Whether you think leasing Belle Isle to the state was a heist, a scam, or its salvation, the island’s reputation has rebounded from harder times. It’s attracting more folks from outside Detroit than ever.

Under state auspices, the race each year has expanded in scope and length — to a ridiculous set-up and takedown time spanning most of the spring During that time, access to the most popular and accessible part of the island is tightly controlled by Roger Penske’s private security force. That makes the state-imposed $11 entrance fee even harder for Detroiters to swallow —  and keeps visitors from using popular areas of the park for family picnics, weddings and other gatherings in March, April, and May.

The inherited contract between Penske and the city of Detroit expires after the 2018 race. But the DNR is poised to renew it for years to come.  

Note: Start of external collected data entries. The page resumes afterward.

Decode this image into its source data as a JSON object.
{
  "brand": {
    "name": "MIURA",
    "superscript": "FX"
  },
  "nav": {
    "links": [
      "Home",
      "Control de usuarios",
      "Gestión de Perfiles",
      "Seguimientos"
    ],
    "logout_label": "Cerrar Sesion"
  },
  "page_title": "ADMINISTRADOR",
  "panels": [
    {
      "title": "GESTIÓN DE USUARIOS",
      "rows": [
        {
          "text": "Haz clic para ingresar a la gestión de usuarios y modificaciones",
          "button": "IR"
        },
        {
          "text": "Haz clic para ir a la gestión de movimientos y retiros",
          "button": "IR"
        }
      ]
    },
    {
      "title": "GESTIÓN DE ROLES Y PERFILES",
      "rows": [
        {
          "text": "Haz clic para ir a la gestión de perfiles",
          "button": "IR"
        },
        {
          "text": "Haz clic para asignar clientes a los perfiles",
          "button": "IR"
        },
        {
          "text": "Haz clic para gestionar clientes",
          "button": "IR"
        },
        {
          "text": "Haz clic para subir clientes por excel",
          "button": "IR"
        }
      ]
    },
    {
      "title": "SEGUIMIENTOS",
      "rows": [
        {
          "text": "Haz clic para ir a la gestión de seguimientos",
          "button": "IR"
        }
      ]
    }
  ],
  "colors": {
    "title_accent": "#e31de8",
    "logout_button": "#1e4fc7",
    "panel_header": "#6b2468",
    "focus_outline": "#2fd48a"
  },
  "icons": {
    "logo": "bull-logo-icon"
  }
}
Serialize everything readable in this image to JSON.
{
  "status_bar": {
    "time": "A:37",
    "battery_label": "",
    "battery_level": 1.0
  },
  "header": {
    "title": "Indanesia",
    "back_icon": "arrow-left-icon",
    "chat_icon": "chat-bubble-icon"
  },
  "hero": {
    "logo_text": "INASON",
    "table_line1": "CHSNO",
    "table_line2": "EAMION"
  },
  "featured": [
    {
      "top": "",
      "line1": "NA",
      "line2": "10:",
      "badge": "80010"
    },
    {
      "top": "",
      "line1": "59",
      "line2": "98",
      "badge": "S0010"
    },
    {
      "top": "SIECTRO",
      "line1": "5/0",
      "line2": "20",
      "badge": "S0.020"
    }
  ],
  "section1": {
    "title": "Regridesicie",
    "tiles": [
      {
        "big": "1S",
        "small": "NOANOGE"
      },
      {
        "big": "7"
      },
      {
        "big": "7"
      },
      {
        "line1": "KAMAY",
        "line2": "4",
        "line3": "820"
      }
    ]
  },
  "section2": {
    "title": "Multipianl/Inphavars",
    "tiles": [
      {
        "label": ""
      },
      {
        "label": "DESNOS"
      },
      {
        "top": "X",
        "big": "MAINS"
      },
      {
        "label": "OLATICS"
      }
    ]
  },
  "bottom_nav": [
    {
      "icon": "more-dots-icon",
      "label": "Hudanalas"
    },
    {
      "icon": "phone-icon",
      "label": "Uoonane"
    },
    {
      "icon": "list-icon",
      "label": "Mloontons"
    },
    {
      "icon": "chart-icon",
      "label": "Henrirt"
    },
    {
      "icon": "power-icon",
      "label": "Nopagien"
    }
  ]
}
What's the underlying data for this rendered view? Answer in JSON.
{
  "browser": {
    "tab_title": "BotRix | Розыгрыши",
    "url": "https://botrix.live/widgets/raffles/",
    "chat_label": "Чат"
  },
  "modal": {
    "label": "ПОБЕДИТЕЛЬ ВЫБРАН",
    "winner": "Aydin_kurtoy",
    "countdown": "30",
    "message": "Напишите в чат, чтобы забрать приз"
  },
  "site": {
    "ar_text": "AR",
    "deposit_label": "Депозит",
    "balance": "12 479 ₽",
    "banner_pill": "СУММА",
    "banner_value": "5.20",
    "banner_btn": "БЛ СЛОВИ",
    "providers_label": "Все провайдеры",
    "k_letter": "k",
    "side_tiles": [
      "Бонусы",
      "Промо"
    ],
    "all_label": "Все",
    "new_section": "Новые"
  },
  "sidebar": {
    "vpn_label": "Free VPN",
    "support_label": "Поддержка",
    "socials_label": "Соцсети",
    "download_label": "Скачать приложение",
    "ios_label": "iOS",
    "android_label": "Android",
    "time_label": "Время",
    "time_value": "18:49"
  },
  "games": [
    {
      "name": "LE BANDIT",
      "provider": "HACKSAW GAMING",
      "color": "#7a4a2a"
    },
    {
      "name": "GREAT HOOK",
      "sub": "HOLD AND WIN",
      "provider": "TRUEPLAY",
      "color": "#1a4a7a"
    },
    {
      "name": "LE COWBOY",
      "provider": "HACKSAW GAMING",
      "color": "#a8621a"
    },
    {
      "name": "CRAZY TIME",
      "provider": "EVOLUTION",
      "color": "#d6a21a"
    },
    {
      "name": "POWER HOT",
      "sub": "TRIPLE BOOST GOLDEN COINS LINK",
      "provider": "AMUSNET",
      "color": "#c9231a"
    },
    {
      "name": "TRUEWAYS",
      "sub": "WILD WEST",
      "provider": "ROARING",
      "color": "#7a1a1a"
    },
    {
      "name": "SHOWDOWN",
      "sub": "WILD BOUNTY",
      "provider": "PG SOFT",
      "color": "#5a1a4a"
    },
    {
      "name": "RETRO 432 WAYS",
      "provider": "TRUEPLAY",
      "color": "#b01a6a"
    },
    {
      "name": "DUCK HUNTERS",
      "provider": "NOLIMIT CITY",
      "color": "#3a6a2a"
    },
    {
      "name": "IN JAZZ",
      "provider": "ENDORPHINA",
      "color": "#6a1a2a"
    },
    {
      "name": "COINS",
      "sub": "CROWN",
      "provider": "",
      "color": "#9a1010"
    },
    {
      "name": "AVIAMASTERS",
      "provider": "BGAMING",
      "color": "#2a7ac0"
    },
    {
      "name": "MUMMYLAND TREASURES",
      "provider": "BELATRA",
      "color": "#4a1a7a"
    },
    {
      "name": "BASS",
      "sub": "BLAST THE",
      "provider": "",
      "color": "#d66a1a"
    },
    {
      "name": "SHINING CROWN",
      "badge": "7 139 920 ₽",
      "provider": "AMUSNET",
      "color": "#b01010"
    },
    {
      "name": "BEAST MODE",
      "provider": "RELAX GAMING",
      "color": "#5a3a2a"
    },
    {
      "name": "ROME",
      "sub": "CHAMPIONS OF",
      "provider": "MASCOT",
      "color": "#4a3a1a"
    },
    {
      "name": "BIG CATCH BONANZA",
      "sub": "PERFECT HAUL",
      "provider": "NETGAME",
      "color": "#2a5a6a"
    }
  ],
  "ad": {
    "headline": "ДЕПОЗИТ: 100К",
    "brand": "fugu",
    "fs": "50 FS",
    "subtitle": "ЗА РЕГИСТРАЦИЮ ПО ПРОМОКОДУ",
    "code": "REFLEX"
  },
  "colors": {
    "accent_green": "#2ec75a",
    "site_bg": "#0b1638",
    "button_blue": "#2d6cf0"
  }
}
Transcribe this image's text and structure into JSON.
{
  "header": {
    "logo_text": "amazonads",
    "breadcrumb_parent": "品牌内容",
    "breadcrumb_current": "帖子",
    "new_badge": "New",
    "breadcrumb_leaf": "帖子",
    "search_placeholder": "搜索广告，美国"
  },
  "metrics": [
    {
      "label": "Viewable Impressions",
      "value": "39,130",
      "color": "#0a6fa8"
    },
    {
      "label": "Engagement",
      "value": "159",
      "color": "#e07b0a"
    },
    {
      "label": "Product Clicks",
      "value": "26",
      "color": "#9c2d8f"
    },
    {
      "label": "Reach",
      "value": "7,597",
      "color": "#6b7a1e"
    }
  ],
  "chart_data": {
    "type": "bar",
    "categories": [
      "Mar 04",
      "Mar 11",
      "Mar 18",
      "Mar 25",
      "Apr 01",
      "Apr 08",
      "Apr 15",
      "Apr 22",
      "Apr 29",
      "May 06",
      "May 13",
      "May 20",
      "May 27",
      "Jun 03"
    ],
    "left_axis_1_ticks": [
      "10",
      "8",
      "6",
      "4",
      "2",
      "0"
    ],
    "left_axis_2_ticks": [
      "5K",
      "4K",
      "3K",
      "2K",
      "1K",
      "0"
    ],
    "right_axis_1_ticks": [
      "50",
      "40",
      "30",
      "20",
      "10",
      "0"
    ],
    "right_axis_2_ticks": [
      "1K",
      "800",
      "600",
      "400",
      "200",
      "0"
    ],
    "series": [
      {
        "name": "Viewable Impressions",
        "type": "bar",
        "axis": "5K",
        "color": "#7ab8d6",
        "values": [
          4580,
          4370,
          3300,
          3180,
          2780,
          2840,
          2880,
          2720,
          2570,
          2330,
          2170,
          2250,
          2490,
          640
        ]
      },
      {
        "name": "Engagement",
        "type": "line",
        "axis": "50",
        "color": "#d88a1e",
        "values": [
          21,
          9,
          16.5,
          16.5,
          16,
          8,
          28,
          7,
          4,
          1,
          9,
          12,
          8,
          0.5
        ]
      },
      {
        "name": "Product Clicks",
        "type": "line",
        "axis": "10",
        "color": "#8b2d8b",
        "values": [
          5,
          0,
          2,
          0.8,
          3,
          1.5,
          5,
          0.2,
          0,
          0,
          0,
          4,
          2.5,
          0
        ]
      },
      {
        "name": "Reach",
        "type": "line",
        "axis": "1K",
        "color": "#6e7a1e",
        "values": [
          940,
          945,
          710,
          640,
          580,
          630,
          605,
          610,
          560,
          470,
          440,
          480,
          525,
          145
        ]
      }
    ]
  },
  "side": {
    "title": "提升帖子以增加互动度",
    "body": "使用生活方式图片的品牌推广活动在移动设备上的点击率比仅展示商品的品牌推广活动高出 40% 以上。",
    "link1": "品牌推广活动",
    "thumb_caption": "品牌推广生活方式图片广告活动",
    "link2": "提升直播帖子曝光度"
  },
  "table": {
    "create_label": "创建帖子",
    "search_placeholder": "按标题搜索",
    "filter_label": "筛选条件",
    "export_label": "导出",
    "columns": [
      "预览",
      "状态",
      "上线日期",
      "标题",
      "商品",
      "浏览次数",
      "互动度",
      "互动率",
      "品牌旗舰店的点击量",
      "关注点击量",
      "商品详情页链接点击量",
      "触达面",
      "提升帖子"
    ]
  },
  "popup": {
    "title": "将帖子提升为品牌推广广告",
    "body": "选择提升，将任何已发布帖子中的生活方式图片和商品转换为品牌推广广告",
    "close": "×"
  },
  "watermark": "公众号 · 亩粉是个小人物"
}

The DNR has scheduled a “public review” of its proposed new five-year contract with Penske on Sept. 20 (next Wednesday) at 6 p.m. at the Nature Zoo on Belle Isle. Members of the public will get two minutes apiece for comment; those who can’t attend can email comments by Sept. 22 to Scott Pratt of the DNR (pratts@michigan.gov ).

But a “review” is not genuine engagement with park users. Rather, it’s a cynical charade, since park users already have made it absolutely clear they want the race to be banished. In both an online survey this spring (PDF) and in two “public listening sessions”  March 29, more than 1,600 island patrons told the DNR that getting rid of the race was by far the most important priority for Belle Isle.

The DNR responded by burying these embarrassing results deep on its website, while parks chief Ron Olson said he was “listening to the public” by saying a new contract would cut Penske’s hegemony down to nine weeks—about what it used to be until the state took over, and still way longer than similar races in any other city.  Meanwhile, the state is installing permanent fixtures in the park—such as concrete anchors for pedestrian overpasses and racing stripes— that are only for the race. The DNR is turning the island into a racetrack.

In official answers to Mary Sheffield’s Detroit City Council subcommittee, Olson cited claims of Penske’s island improvements —including millions spent by MDOT on racetrack roadways and the paving of an 8.9-acre concrete paddock (which entailed felling memorial trees planted by SOSAD).

Even more preposterously, Olson rejected the idea of conducting any environmental impact study  of the race and parroted the preposterous Penske claim that the race generates $47 million annually in “economic benefits to the Detroit area.” This figures each of the 100,000 race attendees — including those who come on Friday “free day” — spend roughly $470, enough to get their own private hotel room and order expensive meals. These “economic impact” numbers are the same balderdash concocted to justify public money for sports arenas—long proven to come out of the thin air in corporate fantasyland.

Also staunchly supporting the race is the Belle isle Conservancy, which runs the reopened aquarium and conservancy and whose president, Michele Hodges, has much of her budget raised by the annual Grand Prixmiere fundraiser.

No wonder she touts this “public-private partnership” for Belle Isle. But there are better ways of tapping funding—e.g., foundation grants—that would do the job of “conserving” Belle Isle without prostituting it. I for one would lead a public campaign for the Conservancy if Hodges would reverse her stance on the Grand Prix.

Penske is looking more and more the villain—and nothing is more destructive to a businessman than bad PR.  It would benefit his bottom line to build a permanent racetrack elsewhere—in a place that needs some real economic redevelopment. There are many more suitable places for the Grand Prix imaginable, starting with City Airport and the state fairgrounds and roaming all over the empty east side. Maybe a visionary city leader could help him find a place to hold his race.

If Penske quits Belle Isle, he’d be a hero, and we should erect a statue to him in the park—right next to James Scott, the gambler who gave Detroit money to build a fountain on Belle Isle as a tribute to him.